I found a bug in the code given in Hooked's answer (which means that my original reanalysis was also flawed): one also have to check for insufficient material when assessing a draw, i.e.

int(board.is_stalemate())

should be replaced with

int(board.is_insufficient_material() or board.is_stalemate())

This changes things quite a bit. The probabillity of a draw goes up quite a bit. So far with $n = 5\cdot 10^5$ samples I find

$$E[\text{Black}] \approx 0.5002$$ $$E[\text{White}] \approx 0.4998$$ $$P[\text{Draw}] \approx 84.4\%$$

A simple hypotesis test shows that with $P(\text{white})=P(\text{black})=0.078,~P(\text{draw})=0.844$ and $N=5\cdot 10^5$ samples the probabillity to get $|E[\text{Black}] - 0.5| > 0.002$ is $25\%$ so our results are perfectly consistent with $E[\text{White}]=E[\text{Black}]=0.5$. The "hump" remains, but is now easily explained: it is due to black or white winning. Either they win early or the game goes to a draw.

enter image description here
(source: folk.uio.no)

Here is one of the shortest game I found, stupid black getting matted in four moves:

enter image description here
(source: folk.uio.no)


Update: The code below has a small, but significant oversight. I was unaware that a stalemate would not be counted the same way as a board with insufficient pieces to play and this changes the answer. @Winther has fixed the bug and reran the simulations. That said, there is still value to the code being posted so I'll leave it up for anyone else to repeat the experiments (and find more bugs!).


Slightly rephrasing your question,

Is the expected outcome for EX[white] = 1/2 in a random game?

To test this, I simulated 10^5 games using the library python-chess. The code is posted below for those wishing to repeat the numerical experiment (this takes about 4 hours on an 8-core machine). In the 100000 games, 46123 came up as wins for white and 6867 games were ties. This puts the expected value of the game at

$$ \text{EX}[white] = 0.495565 $$

Using the 2-sided normal approximation to the binomial test of a fair game, we get a p-value of 0.00511. Therefore, we can reject the null-hypothesis that the game is fair. This was surprising to me.

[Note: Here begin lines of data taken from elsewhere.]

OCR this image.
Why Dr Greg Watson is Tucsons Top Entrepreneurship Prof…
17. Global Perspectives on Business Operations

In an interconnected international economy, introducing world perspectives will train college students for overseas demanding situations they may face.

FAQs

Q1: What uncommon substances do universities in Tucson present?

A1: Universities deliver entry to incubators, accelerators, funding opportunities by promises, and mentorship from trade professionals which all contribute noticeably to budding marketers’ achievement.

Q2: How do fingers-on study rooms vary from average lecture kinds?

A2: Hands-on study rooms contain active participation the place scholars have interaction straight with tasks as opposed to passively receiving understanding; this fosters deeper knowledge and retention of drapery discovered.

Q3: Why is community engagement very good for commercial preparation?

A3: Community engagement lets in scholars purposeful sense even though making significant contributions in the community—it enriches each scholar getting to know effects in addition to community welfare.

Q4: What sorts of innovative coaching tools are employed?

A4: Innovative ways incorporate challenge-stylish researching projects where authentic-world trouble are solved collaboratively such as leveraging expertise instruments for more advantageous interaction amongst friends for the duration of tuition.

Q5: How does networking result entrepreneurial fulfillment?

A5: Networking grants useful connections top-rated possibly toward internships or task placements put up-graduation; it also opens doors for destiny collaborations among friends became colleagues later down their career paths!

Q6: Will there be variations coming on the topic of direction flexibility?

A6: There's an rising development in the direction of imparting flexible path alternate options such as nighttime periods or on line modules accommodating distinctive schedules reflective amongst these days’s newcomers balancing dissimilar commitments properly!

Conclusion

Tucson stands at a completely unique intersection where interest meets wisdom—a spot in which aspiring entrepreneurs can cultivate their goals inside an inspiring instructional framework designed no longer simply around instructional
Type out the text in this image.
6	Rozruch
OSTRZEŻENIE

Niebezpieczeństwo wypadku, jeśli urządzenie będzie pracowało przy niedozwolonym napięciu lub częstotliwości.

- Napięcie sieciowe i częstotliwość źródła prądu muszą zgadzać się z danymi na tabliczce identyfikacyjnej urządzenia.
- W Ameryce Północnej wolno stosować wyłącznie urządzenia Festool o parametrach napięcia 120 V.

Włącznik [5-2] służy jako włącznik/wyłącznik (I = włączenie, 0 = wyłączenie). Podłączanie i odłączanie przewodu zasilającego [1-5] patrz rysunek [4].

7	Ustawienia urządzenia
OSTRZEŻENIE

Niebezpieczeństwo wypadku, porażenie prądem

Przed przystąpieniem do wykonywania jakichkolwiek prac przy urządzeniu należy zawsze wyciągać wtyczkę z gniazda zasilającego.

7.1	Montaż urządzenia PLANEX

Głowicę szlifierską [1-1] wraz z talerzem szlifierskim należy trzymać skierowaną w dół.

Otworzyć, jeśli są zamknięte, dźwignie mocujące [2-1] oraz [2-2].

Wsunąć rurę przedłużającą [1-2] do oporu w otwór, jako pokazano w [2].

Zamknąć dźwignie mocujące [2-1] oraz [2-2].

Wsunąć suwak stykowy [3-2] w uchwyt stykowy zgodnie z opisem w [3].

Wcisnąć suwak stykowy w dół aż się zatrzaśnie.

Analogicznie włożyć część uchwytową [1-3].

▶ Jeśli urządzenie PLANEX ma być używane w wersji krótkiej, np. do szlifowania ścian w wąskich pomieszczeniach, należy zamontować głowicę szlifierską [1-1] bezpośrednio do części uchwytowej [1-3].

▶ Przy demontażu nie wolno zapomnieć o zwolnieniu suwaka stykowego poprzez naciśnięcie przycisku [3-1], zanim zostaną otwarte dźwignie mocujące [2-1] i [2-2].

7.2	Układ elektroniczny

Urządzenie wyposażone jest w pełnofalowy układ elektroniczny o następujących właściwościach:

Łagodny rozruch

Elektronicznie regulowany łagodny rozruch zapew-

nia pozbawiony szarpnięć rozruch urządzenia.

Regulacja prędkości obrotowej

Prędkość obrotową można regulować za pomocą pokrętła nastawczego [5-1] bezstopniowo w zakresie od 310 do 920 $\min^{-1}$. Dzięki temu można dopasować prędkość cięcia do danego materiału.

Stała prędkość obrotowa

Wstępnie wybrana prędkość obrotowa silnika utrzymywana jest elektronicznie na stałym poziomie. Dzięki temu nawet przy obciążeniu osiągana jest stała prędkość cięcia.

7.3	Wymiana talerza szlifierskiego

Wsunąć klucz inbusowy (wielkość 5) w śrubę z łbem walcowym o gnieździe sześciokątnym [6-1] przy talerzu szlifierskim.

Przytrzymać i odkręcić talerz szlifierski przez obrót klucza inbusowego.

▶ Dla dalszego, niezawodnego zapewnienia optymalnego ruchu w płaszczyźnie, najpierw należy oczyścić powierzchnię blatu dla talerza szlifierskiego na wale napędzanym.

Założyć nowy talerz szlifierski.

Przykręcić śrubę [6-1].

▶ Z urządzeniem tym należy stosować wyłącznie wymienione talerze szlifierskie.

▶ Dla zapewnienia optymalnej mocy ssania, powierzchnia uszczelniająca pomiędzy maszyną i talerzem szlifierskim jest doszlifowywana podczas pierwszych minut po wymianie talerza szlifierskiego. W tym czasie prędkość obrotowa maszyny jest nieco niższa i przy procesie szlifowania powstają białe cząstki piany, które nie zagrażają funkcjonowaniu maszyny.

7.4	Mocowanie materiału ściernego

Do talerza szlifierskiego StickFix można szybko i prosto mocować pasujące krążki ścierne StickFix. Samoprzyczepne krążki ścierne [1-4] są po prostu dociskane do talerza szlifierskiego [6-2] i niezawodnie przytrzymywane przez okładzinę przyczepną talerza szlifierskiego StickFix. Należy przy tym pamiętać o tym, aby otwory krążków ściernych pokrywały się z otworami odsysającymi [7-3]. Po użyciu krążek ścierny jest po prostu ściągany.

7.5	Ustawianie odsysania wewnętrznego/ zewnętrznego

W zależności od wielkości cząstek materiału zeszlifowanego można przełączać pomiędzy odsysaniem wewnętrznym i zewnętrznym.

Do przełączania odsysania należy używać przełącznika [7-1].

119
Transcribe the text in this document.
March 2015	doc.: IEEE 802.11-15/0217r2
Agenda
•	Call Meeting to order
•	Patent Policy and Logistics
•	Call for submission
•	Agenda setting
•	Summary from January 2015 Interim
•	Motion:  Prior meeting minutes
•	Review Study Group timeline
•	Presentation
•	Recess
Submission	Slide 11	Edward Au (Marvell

In other words, $\text{EX}[white]<1/2$ looks to be statistically significant, however the advantage for black is very small.

Personally, the more interesting question is the distribution of game length, hence a plot of it is included below.

import chess, random, itertools, multiprocessing
simulations = 10**5

def random_move(board):
    return random.choice(list(board.legal_moves))

def play(game_n):
    board = chess.Bitboard()
    ply = 0
    while not board.is_game_over():
        board.push( random_move(board) )
        ply += 1

    # board.turn == 0 -> White, == 1 -> Black
    return game_n, int(board.is_stalemate()), board.turn, ply

P = multiprocessing.Pool()
results = P.imap(play,xrange(simulations))

with open("results.txt",'w') as FOUT:
    for game in results:
        s = "{} {} {} {}\n".format(*game)
        FOUT.write(s)

enter image description here

There is much to be mined out of this dataset, but I am not a chess-aficionado. I'm not sure why the distribution contains two "humps", comments are welcome.